How is neutropenia treated?

  • If there is a clear cause of neutropenia, it is addressed. For instance, if a medicine is the cause, it may be stopped or changed.

  • Often no treatment is needed for mild cases, such as those linked to ethnicity.

  • For moderate to severe cases, treatment is likely needed. This may include:

    • G-CSF (granulocyte-colony stimulating factor). This is a special type of protein. It helps promote the growth and activity of neutrophils. G-CSF is given by injection.

    • Bone marrow transplant. This treatment replaces diseased bone marrow cells with healthy cells from a matched donor. This treatment is done only in specific severe cases.

What is the long-term outcome of neutropenia?

The outcome of neutropenia varies for each person. For some people, neutropenia may resolve after a few weeks or months. For other people, it may be long-lasting. In these cases, ongoing care and treatment may be needed. Your healthcare provider will talk to you more about what to expect from your condition.

When to call your healthcare provider

Call your healthcare provider right away if you have any of the following:

  • Cold sweat or chills

  • Chest pain or trouble breathing

  • Sore throat

  • Cough

  • Extreme tiredness or fatigue

  • Nausea and vomiting

  • Redness, warmth, or drainage from any open cuts or wounds

  • Pain or burning with urination; frequent urination

  • Pain, burning, or bleeding in the rectum

  • Severe constipation or diarrhea

  • Bloody stool or urine 

Call 911

Fever of 100.4°F (38°C) or higher. Call 911 or go to the emergency room. This is especially important if you have severe neutropenia. This puts you at higher risk for a life-threatening infection.

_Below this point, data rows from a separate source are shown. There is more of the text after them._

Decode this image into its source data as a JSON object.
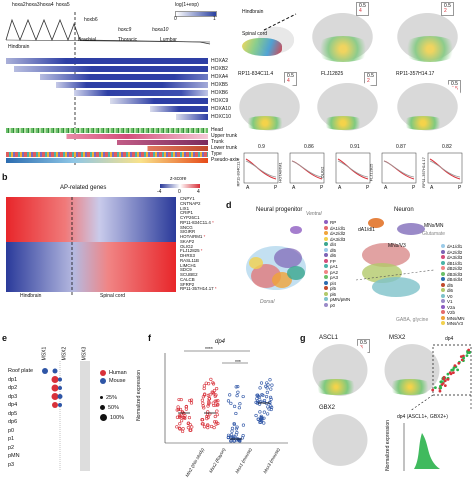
{
  "panel_a": {
    "hox_genes_top": [
      "hoxa2",
      "hoxa3",
      "hoxa4",
      "hoxa5"
    ],
    "hox_other": [
      "hoxb6",
      "hoxc9",
      "hoxa10"
    ],
    "legend_title": "log(1+exp)",
    "legend_ticks": [
      "0",
      "1"
    ],
    "regions": [
      "Hindbrain",
      "Brachial",
      "Thoracic",
      "Lumbar"
    ],
    "genes": [
      "HOXA2",
      "HOXB2",
      "HOXA4",
      "HOXB5",
      "HOXB6",
      "HOXC9",
      "HOXA10",
      "HOXC10"
    ],
    "tracks": [
      "Head",
      "Upper trunk",
      "Trunk",
      "Lower trunk",
      "Type",
      "Pseudo-axis"
    ]
  },
  "panel_b": {
    "letter": "b",
    "title": "AP-related genes",
    "zscore_label": "z-score",
    "zscore_ticks": [
      "-4",
      "0",
      "4"
    ],
    "genes": [
      "CNPY1",
      "CNTNAP2",
      "LIX1",
      "CRIP1",
      "CYP26C1",
      "RP11-834C11.4",
      "SNCG",
      "SIGIRR",
      "HOTAIRM1",
      "SKAP2",
      "OLIG2",
      "FLJ12825",
      "DHRS3",
      "RASL11B",
      "LIMCH1",
      "SDC9",
      "SCUBE2",
      "CALCB",
      "SFRP2",
      "RP11-357H14.17"
    ],
    "starred": [
      "RP11-834C11.4",
      "HOTAIRM1",
      "FLJ12825",
      "RP11-357H14.17"
    ],
    "x_left": "Hindbrain",
    "x_right": "Spinal cord"
  },
  "panel_c": {
    "labels": {
      "hindbrain": "Hindbrain",
      "spinal": "Spinal cord"
    },
    "legend1": [
      "0.5",
      "4"
    ],
    "legend2": [
      "0.5",
      "2"
    ],
    "legend3": [
      "0.5",
      "3.5"
    ],
    "maps": [
      "RP11-834C11.4",
      "FLJ12825",
      "RP11-357H14.17"
    ],
    "corr_values": [
      "0.9",
      "0.86",
      "0.91",
      "0.87",
      "0.82"
    ],
    "curve_genes": [
      "RP11-834C11.4",
      "HOTAIRM1",
      "OLIG2",
      "FLJ12825",
      "RP11-357H14.17"
    ],
    "axis_a": "A",
    "axis_p": "P"
  },
  "panel_d": {
    "letter": "d",
    "title_left": "Neural progenitor",
    "title_right": "Neuron",
    "dorsal": "Dorsal",
    "ventral": "Ventral",
    "rp": "RP",
    "clusters_np": [
      "dp1",
      "dp2",
      "dp3",
      "dp4",
      "dp5",
      "dp6",
      "FP",
      "RP",
      "pMN",
      "p0",
      "p1",
      "p2",
      "p3",
      "pMN/pMN"
    ],
    "legend_np": [
      "RP",
      "dA1/dl1",
      "dA2/dl2",
      "dA3/dl3",
      "dl4",
      "dl5",
      "dl6",
      "FP",
      "pA1",
      "pA2",
      "pA3",
      "pl4",
      "pl5",
      "pl6",
      "pMN/pMN",
      "p0"
    ],
    "clusters_n": [
      "dA1/dl1",
      "MNs/V3",
      "MNs/MN",
      "dA2/dl2",
      "dA3/dl3",
      "dB1/dl1",
      "dB3/dl5",
      "dB4/dl6",
      "V0",
      "V1",
      "V2b",
      "V2a",
      "dl4"
    ],
    "glutamate": "Glutamate",
    "gaba": "GABA, glycine",
    "legend_n": [
      "dA1/dl1",
      "dA2/dl2",
      "dA3/dl3",
      "dB1/dl1",
      "dB2/dl2",
      "dB3/dl3",
      "dB4/dl4",
      "dl5",
      "dl6",
      "V0",
      "V1",
      "V2a",
      "V2b",
      "MNs/MN",
      "MNs/V3"
    ]
  },
  "panel_e": {
    "letter": "e",
    "columns": [
      "MSX1",
      "MSX2",
      "MSX3"
    ],
    "rows": [
      "Roof plate",
      "dp1",
      "dp2",
      "dp3",
      "dp4",
      "dp5",
      "dp6",
      "p0",
      "p1",
      "p2",
      "pMN",
      "p3"
    ],
    "legend_colors": [
      {
        "label": "Human",
        "color": "#d8313a"
      },
      {
        "label": "Mouse",
        "color": "#2e55a6"
      }
    ],
    "legend_sizes": [
      "25%",
      "50%",
      "100%"
    ]
  },
  "panel_f": {
    "letter": "f",
    "title": "dp4",
    "sig1": "****",
    "sig2": "***",
    "ylabel": "Normalized expression",
    "groups": [
      "Mix2 (this study)",
      "Msx2 (Rayon)",
      "Msx1 (mouse)",
      "Msx3 (mouse)"
    ],
    "colors": [
      "#d8313a",
      "#d8313a",
      "#2e55a6",
      "#2e55a6"
    ]
  },
  "panel_g": {
    "letter": "g",
    "genes": [
      "ASCL1",
      "MSX2",
      "GBX2"
    ],
    "legend": [
      "0.5",
      "3"
    ],
    "inset": "dp4",
    "plot_title": "dp4 (ASCL1+, GBX2+)",
    "ylabel": "Normalized expression"
  }
}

How can I prevent infections?

With neutropenia, take extra care to protect yourself from infection. Talk with your healthcare provider about what steps you need to take. What you do depends on how severe your neutropenia is. The following precautions help prevent infections:

  • Wash your hands often, especially before eating and after using the bathroom. Use clean, running water and soap. Scrub for 20 seconds, or for as long as it takes to sing the Happy Birthday song from beginning to end, twice. Or use a hand gel that contains at least 60% alcohol.

  • Stay away from crowds and close contact with others who may be ill.

  • Cook meat and eggs all the way through to kill any germs.

  • Carefully wash raw fruits and vegetables. Depending on how severe your neutropenia is, you may need to drop fresh fruits and vegetables from your diet.

  • Clean items you use often with disinfectant wipes. This includes phones and computer keyboards.

  • Don't touch your eyes, nose, and mouth, especially if your hands are not clean.

  • Practice good oral hygiene. Use a soft toothbrush. Also, brush and floss your teeth gently.

  • Always wipe from front to back after a bowel movement.

  • Stay up to date on vaccines advised by your healthcare provider.

  • Bathe every day and use an unscented lotion to prevent cracked skin.

  • Keep cuts and scrapes clean and covered until they heal.

  • Don't share items such as drinks, eating utensils, towels, toothbrushes, razors, clothing, and sports equipment.

  • Store and handle foods safely to prevent food-borne illness.

  • Protect yourself against pet waste (urine and stool) by using vinyl gloves when cleaning.

  • Always use gloves when gardening. You may have to avoid having live plants in your home.

  • Ask your healthcare provider if you need to take antibiotics before and after having any dental or medical procedures.

  • Ask your healthcare provider if you need to wear a special mask near construction sites or farm areas.